Is displayed. The third display area 113 located on the 6 o'clock side of the first display area 111 includes a diving mode,
In the surface mode (time mode), planning mode, and log mode, the maximum water depth, body nitrogen discharge time, safety level, and maximum water depth (average water depth) are displayed. A fourth display area 114 located on the 3 o'clock side of the third display area 113 has a no-decompression diving time and a water surface stop in the diving mode, the surface mode (time mode), the planning mode, and the log mode, respectively. The time, temperature and diving end time (maximum water temperature at depth) are displayed. In the fifth display area 115 located on the 6 o'clock side of the third display area 113, the power supply exhaustion warning 104 and the high rank 103 are displayed. In the sixth display area 116 located at the 6 o'clock side of the liquid crystal display panel 11, the amount of nitrogen stored in the body is graphically displayed. Further, a seventh display area 117 located on the 3 o'clock side of the sixth display area 116.
There is an area that indicates whether nitrogen (inert gas) tends to be absorbed or discharged when the decompression diving condition is reached in the diving mode, and one of the ascent speed violation warnings that the ascent speed is too high Area to display "SLOW" as a warning, and "DE" as a warning that the decompression diving has been reached during the dive
The area | region which displays "CO" is comprised.
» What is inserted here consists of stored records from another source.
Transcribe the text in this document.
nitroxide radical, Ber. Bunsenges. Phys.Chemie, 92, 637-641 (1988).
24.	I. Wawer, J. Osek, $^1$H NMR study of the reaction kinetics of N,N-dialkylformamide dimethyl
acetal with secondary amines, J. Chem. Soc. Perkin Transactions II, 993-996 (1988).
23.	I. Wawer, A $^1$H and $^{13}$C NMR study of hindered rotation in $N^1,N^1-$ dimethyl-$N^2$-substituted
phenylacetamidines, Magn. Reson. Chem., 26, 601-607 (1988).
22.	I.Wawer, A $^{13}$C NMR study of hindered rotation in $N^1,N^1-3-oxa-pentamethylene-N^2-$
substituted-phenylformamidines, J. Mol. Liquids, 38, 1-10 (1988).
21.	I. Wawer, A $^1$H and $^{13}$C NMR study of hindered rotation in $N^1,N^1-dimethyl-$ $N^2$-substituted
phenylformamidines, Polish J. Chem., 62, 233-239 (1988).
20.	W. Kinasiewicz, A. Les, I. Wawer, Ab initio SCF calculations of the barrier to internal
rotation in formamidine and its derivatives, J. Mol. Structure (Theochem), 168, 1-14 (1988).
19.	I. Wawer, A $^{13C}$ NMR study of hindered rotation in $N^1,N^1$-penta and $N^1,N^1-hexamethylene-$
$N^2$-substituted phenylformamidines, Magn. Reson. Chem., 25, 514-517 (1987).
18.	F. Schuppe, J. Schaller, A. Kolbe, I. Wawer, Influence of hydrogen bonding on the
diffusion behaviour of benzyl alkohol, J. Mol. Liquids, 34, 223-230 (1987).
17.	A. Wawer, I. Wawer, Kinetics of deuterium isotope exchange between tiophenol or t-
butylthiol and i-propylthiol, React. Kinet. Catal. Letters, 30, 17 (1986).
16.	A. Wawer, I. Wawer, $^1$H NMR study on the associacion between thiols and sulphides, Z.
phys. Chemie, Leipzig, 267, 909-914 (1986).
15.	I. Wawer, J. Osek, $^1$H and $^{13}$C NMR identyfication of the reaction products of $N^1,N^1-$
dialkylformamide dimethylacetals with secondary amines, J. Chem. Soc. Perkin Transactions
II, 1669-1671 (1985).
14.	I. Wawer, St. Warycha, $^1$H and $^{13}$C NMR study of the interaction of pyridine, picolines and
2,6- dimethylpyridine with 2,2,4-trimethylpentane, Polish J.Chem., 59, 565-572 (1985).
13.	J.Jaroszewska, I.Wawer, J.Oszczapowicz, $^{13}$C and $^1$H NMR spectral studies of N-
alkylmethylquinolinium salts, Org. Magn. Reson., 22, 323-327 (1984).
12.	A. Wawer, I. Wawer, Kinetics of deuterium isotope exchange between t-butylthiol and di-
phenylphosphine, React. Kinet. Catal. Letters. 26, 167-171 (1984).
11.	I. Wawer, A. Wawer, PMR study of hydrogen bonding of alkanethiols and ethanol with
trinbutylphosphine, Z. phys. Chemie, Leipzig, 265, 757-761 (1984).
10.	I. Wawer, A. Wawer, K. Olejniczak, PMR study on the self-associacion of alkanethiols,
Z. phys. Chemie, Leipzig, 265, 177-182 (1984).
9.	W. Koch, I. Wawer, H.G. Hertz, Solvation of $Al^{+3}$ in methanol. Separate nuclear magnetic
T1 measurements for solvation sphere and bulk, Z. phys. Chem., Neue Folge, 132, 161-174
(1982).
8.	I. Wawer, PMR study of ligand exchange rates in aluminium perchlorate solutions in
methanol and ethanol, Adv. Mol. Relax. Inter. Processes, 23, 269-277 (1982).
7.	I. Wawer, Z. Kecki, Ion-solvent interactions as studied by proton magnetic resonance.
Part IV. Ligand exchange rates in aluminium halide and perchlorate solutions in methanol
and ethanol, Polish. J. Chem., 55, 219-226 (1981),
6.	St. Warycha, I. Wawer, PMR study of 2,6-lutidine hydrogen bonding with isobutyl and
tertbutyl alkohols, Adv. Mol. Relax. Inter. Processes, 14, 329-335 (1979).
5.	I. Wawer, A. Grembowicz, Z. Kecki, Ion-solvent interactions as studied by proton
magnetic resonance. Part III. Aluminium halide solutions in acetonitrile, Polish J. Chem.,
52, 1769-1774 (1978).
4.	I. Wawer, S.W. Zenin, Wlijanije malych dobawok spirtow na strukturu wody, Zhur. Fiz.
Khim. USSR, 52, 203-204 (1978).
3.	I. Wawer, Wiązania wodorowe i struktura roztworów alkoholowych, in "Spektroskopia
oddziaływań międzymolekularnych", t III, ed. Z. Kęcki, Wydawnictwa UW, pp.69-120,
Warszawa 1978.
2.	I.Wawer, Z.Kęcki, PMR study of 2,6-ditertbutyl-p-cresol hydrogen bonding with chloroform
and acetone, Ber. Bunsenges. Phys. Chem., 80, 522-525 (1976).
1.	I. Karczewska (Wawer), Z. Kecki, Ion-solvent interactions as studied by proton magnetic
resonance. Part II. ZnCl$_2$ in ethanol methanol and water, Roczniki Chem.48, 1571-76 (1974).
As described above, on the display surface of the liquid crystal display panel 11, the area for displaying the current water depth (the first display area 111) in the diving mode is the largest, so that the diver can use important data. It is easy to see the display of the current water depth. Moreover, since the display surface of the liquid crystal display panel 11 is recessed from the upper surface of the upper case 21, even if there is a step due to the upper case 21 around the display surface of the liquid crystal display panel 11, the current water depth in the diving mode is not affected. Since the display area (first display area 111) is arranged on the 12 o'clock side, the display of the current water depth is not hidden by the step. Therefore, also from this point, in the information processing apparatus 1 of the present embodiment, it is easy to visually recognize the display of the current water depth, which is important data.

[Structure of Safety Information Deriving Means] FIG. 3 shows the calculation of the amount of nitrogen stored in the body (the amount of inert gas stored in the body) in the diver's information processing apparatus 1 according to the present embodiment. It is a functional block diagram of safety information deriving means which derives safety information such as time and no-decompression diving time.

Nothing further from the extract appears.